Improvements in the temporal resolution of BOLD fMRI have also sparked interest in detecting neural sequences at sub-second timescales, which are highly relevant for many studies of cognition. Recent studies have leveraged fast fMRI to detect rapid sequences of neural events related to visual sequence detection (76), auditory dynamics (77), and changes in arousal state (22). As we continue to identify these rapid neural sequences, it will become even more crucial to consider how the hemodynamic response varies across regions to determine whether a given sequence represents regional differences in neuronal or in hemodynamic timing. Considering spectral signatures can support inference of precise timing of neural activity by providing information about relative hemodynamic latencies between voxels and regions.

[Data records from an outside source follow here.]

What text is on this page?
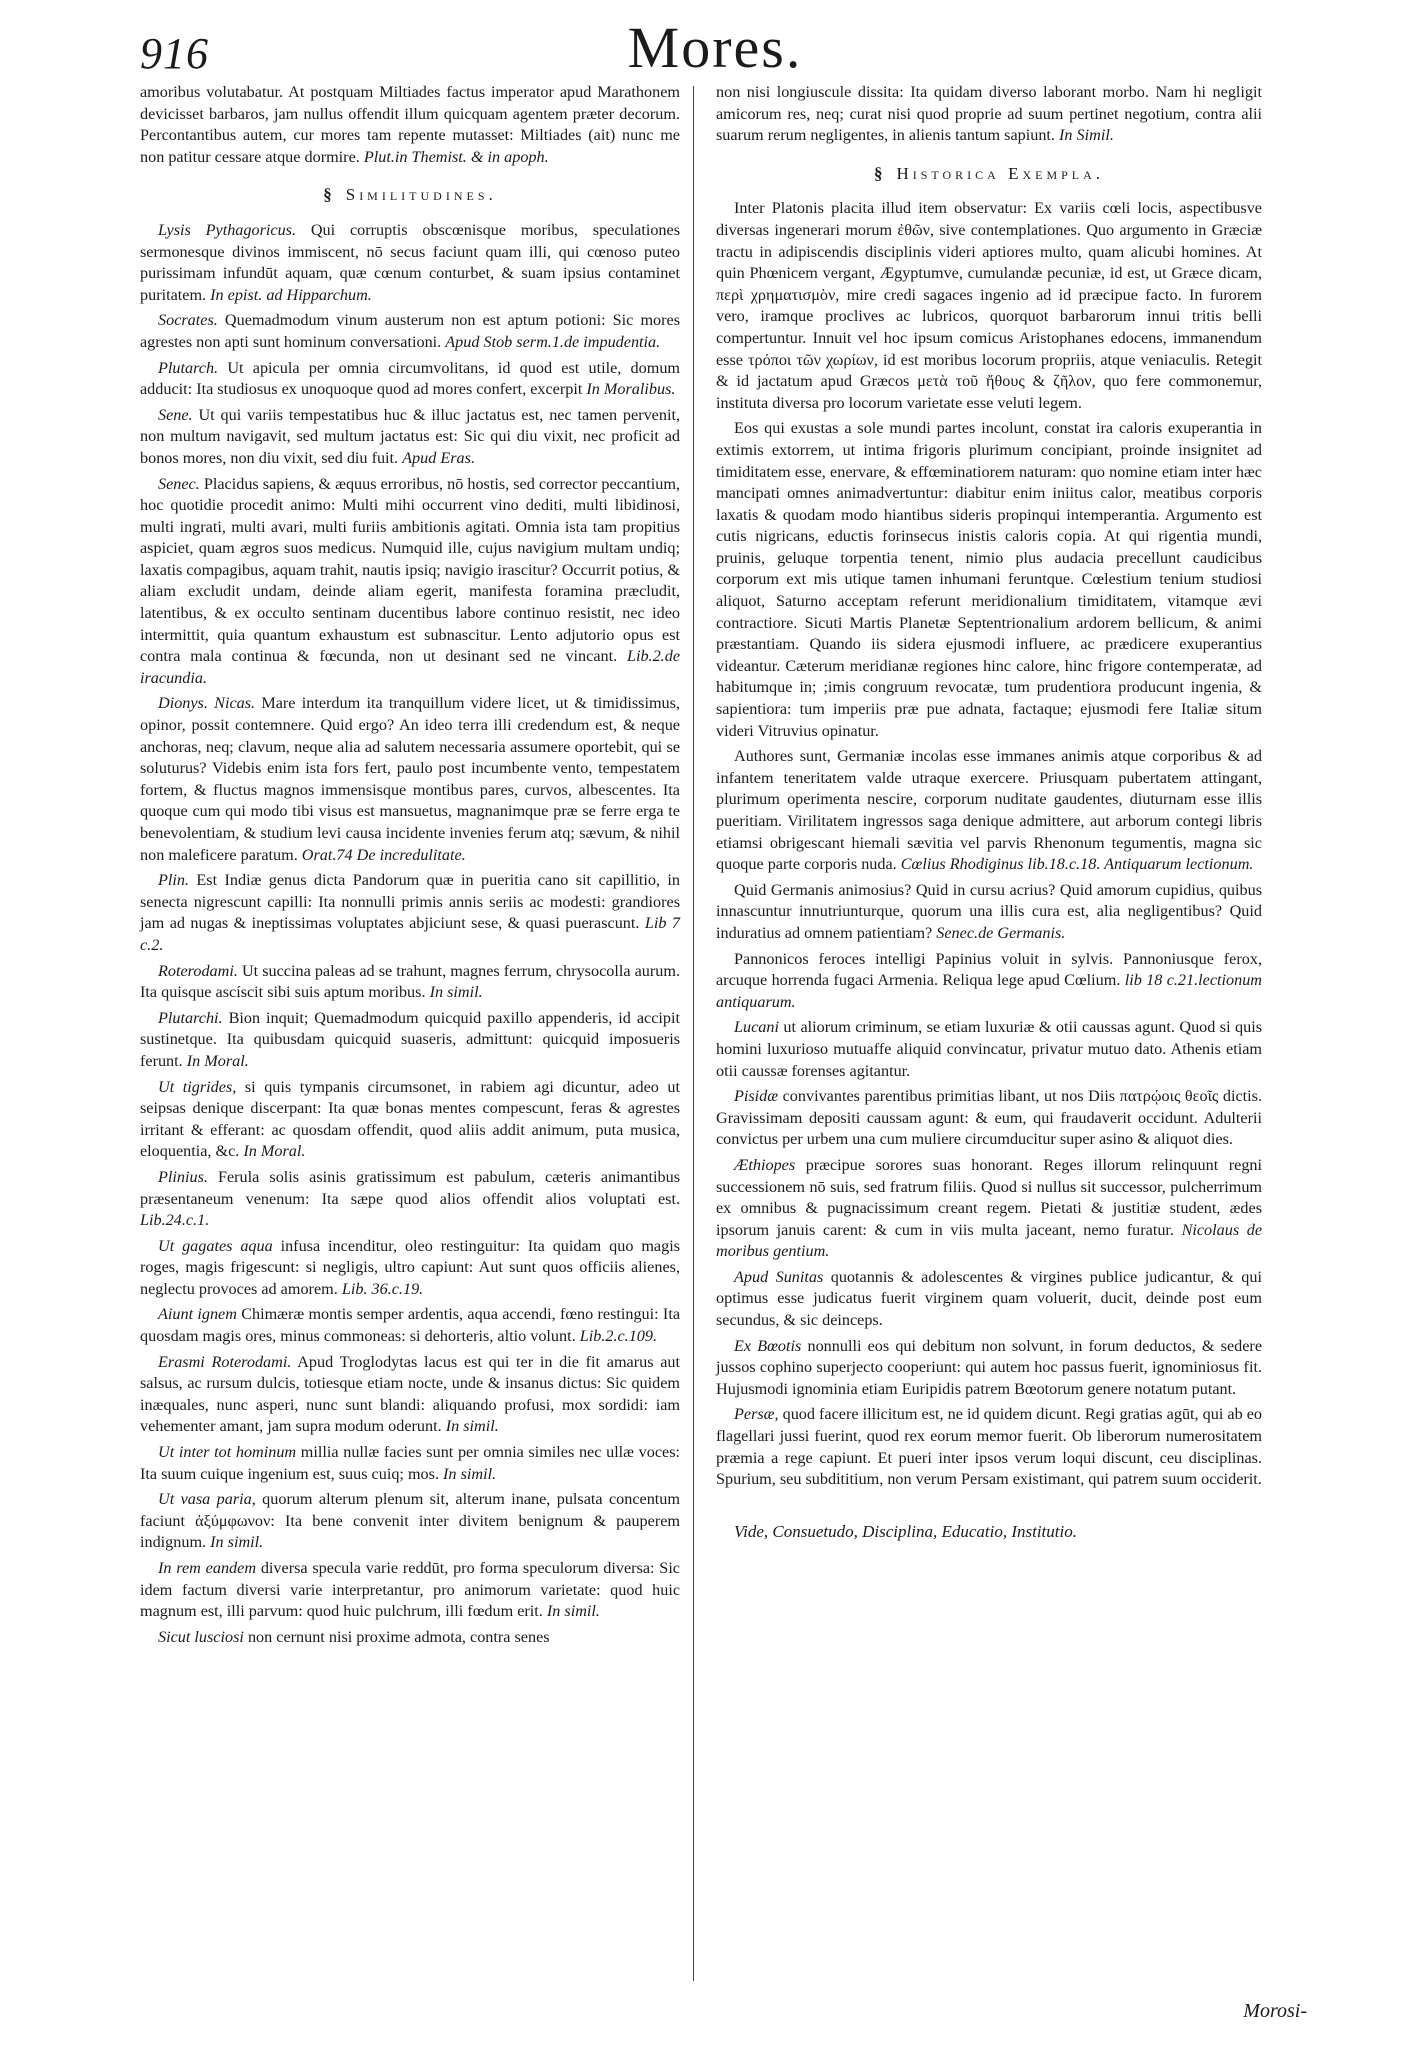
916	Mores.

amoribus volutabatur. At postquam Miltiades factus imperator apud Marathonem devicisset barbaros, jam nullus offendit illum quicquam agentem præter decorum. Percontantibus autem, cur mores tam repente mutasset: Miltiades (ait) nunc me non patitur cessare atque dormire. Plut.in Themist. & in apoph.

§ Similitudines.

Lysis Pythagoricus. Qui corruptis obscœnisque moribus, speculationes sermonesque divinos immiscent, nō secus faciunt quam illi, qui cœnoso puteo purissimam infundūt aquam, quæ cœnum conturbet, & suam ipsius contaminet puritatem. In epist. ad Hipparchum.

Socrates. Quemadmodum vinum austerum non est aptum potioni: Sic mores agrestes non apti sunt hominum conversationi. Apud Stob serm.1.de impudentia.

Plutarch. Ut apicula per omnia circumvolitans, id quod est utile, domum adducit: Ita studiosus ex unoquoque quod ad mores confert, excerpit In Moralibus.

Sene. Ut qui variis tempestatibus huc & illuc jactatus est, nec tamen pervenit, non multum navigavit, sed multum jactatus est: Sic qui diu vixit, nec proficit ad bonos mores, non diu vixit, sed diu fuit. Apud Eras.

Senec. Placidus sapiens, & æquus erroribus, nō hostis, sed corrector peccantium, hoc quotidie procedit animo: Multi mihi occurrent vino dediti, multi libidinosi, multi ingrati, multi avari, multi furiis ambitionis agitati. Omnia ista tam propitius aspiciet, quam ægros suos medicus. Numquid ille, cujus navigium multam undiq; laxatis compagibus, aquam trahit, nautis ipsiq; navigio irascitur? Occurrit potius, & aliam excludit undam, deinde aliam egerit, manifesta foramina præcludit, latentibus, & ex occulto sentinam ducentibus labore continuo resistit, nec ideo intermittit, quia quantum exhaustum est subnascitur. Lento adjutorio opus est contra mala continua & fœcunda, non ut desinant sed ne vincant. Lib.2.de iracundia.

Dionys. Nicas. Mare interdum ita tranquillum videre licet, ut & timidissimus, opinor, possit contemnere. Quid ergo? An ideo terra illi credendum est, & neque anchoras, neq; clavum, neque alia ad salutem necessaria assumere oportebit, qui se soluturus? Videbis enim ista fors fert, paulo post incumbente vento, tempestatem fortem, & fluctus magnos immensisque montibus pares, curvos, albescentes. Ita quoque cum qui modo tibi visus est mansuetus, magnanimque præ se ferre erga te benevolentiam, & studium levi causa incidente invenies ferum atq; sævum, & nihil non maleficere paratum. Orat.74 De incredulitate.

Plin. Est Indiæ genus dicta Pandorum quæ in pueritia cano sit capillitio, in senecta nigrescunt capilli: Ita nonnulli primis annis seriis ac modesti: grandiores jam ad nugas & ineptissimas voluptates abjiciunt sese, & quasi puerascunt. Lib 7 c.2.

Roterodami. Ut succina paleas ad se trahunt, magnes ferrum, chrysocolla aurum. Ita quisque ascíscit sibi suis aptum moribus. In simil.

Plutarchi. Bion inquit; Quemadmodum quicquid paxillo appenderis, id accipit sustinetque. Ita quibusdam quicquid suaseris, admittunt: quicquid imposueris ferunt. In Moral.

Ut tigrides, si quis tympanis circumsonet, in rabiem agi dicuntur, adeo ut seipsas denique discerpant: Ita quæ bonas mentes compescunt, feras & agrestes irritant & efferant: ac quosdam offendit, quod aliis addit animum, puta musica, eloquentia, &c. In Moral.

Plinius. Ferula solis asinis gratissimum est pabulum, cæteris animantibus præsentaneum venenum: Ita sæpe quod alios offendit alios voluptati est. Lib.24.c.1.

Ut gagates aqua infusa incenditur, oleo restinguitur: Ita quidam quo magis roges, magis frigescunt: si negligis, ultro capiunt: Aut sunt quos officiis alienes, neglectu provoces ad amorem. Lib. 36.c.19.

Aiunt ignem Chimæræ montis semper ardentis, aqua accendi, fœno restingui: Ita quosdam magis ores, minus commoneas: si dehorteris, altio volunt. Lib.2.c.109.

Erasmi Roterodami. Apud Troglodytas lacus est qui ter in die fit amarus aut salsus, ac rursum dulcis, totiesque etiam nocte, unde & insanus dictus: Sic quidem inæquales, nunc asperi, nunc sunt blandi: aliquando profusi, mox sordidi: iam vehementer amant, jam supra modum oderunt. In simil.

Ut inter tot hominum millia nullæ facies sunt per omnia similes nec ullæ voces: Ita suum cuique ingenium est, suus cuiq; mos. In simil.

Ut vasa paria, quorum alterum plenum sit, alterum inane, pulsata concentum faciunt ἀξύμφωνον: Ita bene convenit inter divitem benignum & pauperem indignum. In simil.

In rem eandem diversa specula varie reddūt, pro forma speculorum diversa: Sic idem factum diversi varie interpretantur, pro animorum varietate: quod huic magnum est, illi parvum: quod huic pulchrum, illi fœdum erit. In simil.

Sicut lusciosi non cernunt nisi proxime admota, contra senes

non nisi longiuscule dissita: Ita quidam diverso laborant morbo. Nam hi negligit amicorum res, neq; curat nisi quod proprie ad suum pertinet negotium, contra alii suarum rerum negligentes, in alienis tantum sapiunt. In Simil.

§ Historica Exempla.

Inter Platonis placita illud item observatur: Ex variis cœli locis, aspectibusve diversas ingenerari morum ἐθῶν, sive contemplationes. Quo argumento in Græciæ tractu in adipiscendis disciplinis videri aptiores multo, quam alicubi homines. At quin Phœnicem vergant, Ægyptumve, cumulandæ pecuniæ, id est, ut Græce dicam, περὶ χρηματισμὸν, mire credi sagaces ingenio ad id præcipue facto. In furorem vero, iramque proclives ac lubricos, quorquot barbarorum innui tritis belli compertuntur. Innuit vel hoc ipsum comicus Aristophanes edocens, immanendum esse τρόποι τῶν χωρίων, id est moribus locorum propriis, atque veniaculis. Retegit & id jactatum apud Græcos μετὰ τοῦ ἤθους & ζῆλον, quo fere commonemur, instituta diversa pro locorum varietate esse veluti legem.

Eos qui exustas a sole mundi partes incolunt, constat ira caloris exuperantia in extimis extorrem, ut intima frigoris plurimum concipiant, proinde insignitet ad timiditatem esse, enervare, & effœminatiorem naturam: quo nomine etiam inter hæc mancipati omnes animadvertuntur: diabitur enim iniitus calor, meatibus corporis laxatis & quodam modo hiantibus sideris propinqui intemperantia. Argumento est cutis nigricans, eductis forinsecus inistis caloris copia. At qui rigentia mundi, pruinis, geluque torpentia tenent, nimio plus audacia precellunt caudicibus corporum ext mis utique tamen inhumani feruntque. Cœlestium tenium studiosi aliquot, Saturno acceptam referunt meridionalium timiditatem, vitamque ævi contractiore. Sicuti Martis Planetæ Septentrionalium ardorem bellicum, & animi præstantiam. Quando iis sidera ejusmodi influere, ac prædicere exuperantius videantur. Cæterum meridianæ regiones hinc calore, hinc frigore contemperatæ, ad habitumque in; ;imis congruum revocatæ, tum prudentiora producunt ingenia, & sapientiora: tum imperiis præ pue adnata, factaque; ejusmodi fere Italiæ situm videri Vitruvius opinatur.

Authores sunt, Germaniæ incolas esse immanes animis atque corporibus & ad infantem teneritatem valde utraque exercere. Priusquam pubertatem attingant, plurimum operimenta nescire, corporum nuditate gaudentes, diuturnam esse illis pueritiam. Virilitatem ingressos saga denique admittere, aut arborum contegi libris etiamsi obrigescant hiemali sævitia vel parvis Rhenonum tegumentis, magna sic quoque parte corporis nuda. Cœlius Rhodiginus lib.18.c.18. Antiquarum lectionum.

Quid Germanis animosius? Quid in cursu acrius? Quid amorum cupidius, quibus innascuntur innutriunturque, quorum una illis cura est, alia negligentibus? Quid induratius ad omnem patientiam? Senec.de Germanis.

Pannonicos feroces intelligi Papinius voluit in sylvis. Pannoniusque ferox, arcuque horrenda fugaci Armenia. Reliqua lege apud Cœlium. lib 18 c.21.lectionum antiquarum.

Lucani ut aliorum criminum, se etiam luxuriæ & otii caussas agunt. Quod si quis homini luxurioso mutuaffe aliquid convincatur, privatur mutuo dato. Athenis etiam otii caussæ forenses agitantur.

Pisidæ convivantes parentibus primitias libant, ut nos Diis πατρῴοις θεοῖς dictis. Gravissimam depositi caussam agunt: & eum, qui fraudaverit occidunt. Adulterii convictus per urbem una cum muliere circumducitur super asino & aliquot dies.

Æthiopes præcipue sorores suas honorant. Reges illorum relinquunt regni successionem nō suis, sed fratrum filiis. Quod si nullus sit successor, pulcherrimum ex omnibus & pugnacissimum creant regem. Pietati & justitiæ student, ædes ipsorum januis carent: & cum in viis multa jaceant, nemo furatur. Nicolaus de moribus gentium.

Apud Sunitas quotannis & adolescentes & virgines publice judicantur, & qui optimus esse judicatus fuerit virginem quam voluerit, ducit, deinde post eum secundus, & sic deinceps.

Ex Bœotis nonnulli eos qui debitum non solvunt, in forum deductos, & sedere jussos cophino superjecto cooperiunt: qui autem hoc passus fuerit, ignominiosus fit. Hujusmodi ignominia etiam Euripidis patrem Bœotorum genere notatum putant.

Persæ, quod facere illicitum est, ne id quidem dicunt. Regi gratias agūt, qui ab eo flagellari jussi fuerint, quod rex eorum memor fuerit. Ob liberorum numerositatem præmia a rege capiunt. Et pueri inter ipsos verum loqui discunt, ceu disciplinas. Spurium, seu subdititium, non verum Persam existimant, qui patrem suum occiderit.

Vide, Consuetudo, Disciplina, Educatio, Institutio.

Morosi-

We found that the resting-state signals predicted voxel-wise differences in relative hemodynamic response timing significantly better using a breath hold to estimate vascular delays, the current gold standard. This observation could be explained by multiple factors. First, the models trained using the breath hold latencies were only able to leverage one piece of information: the measure of vascular latency derived from cross-correlation. The information from taking the cross-correlation in the time domain may also be more sensitive to noise, especially at the fast sampling rate of our scans. However, a more important factor may be the biological mechanisms generating each signal. The breath hold task directly modulates cerebrovascular reactivity with minimal accompanying changes in CMRO2, allowing for assessment of local cerebral vascular reactivity uncoupled from neuronal activation (42). CVR is important to assess in many clinical applications, and the breath hold-based approach remains a gold standard for CVR mapping (42–44, 48). However, while CVR is a significant modulator of the hemodynamic response, it is only one component of neurovascular coupling, and there are many other factors and signaling pathways that also contribute. In particular, local metabolic factors and feedback mechanisms also modulate of blood flow in the brain and are not replicated in the breath hold task (50, 78). The hemodynamic responses induced by neural activity may, therefore, not be identical in timing to those induced by a purely vascular signal. By contrast, the signals obtained from resting-state fMRI are coupled to underlying neural activity in an analogous manner as during a task condition (54, 55, 57). The improved performance of the resting-state-based prediction may therefore reflect that it is intrinsically more similar to a task than the breath hold condition, as the underlying biological origins of resting-state signals share common mechanisms with task-induced neurovascular coupling. Future applications may therefore benefit from continuing to use breath tasks as a gold standard to assess CVR, whereas resting-state analyses may be a better metric of neurovascular coupling.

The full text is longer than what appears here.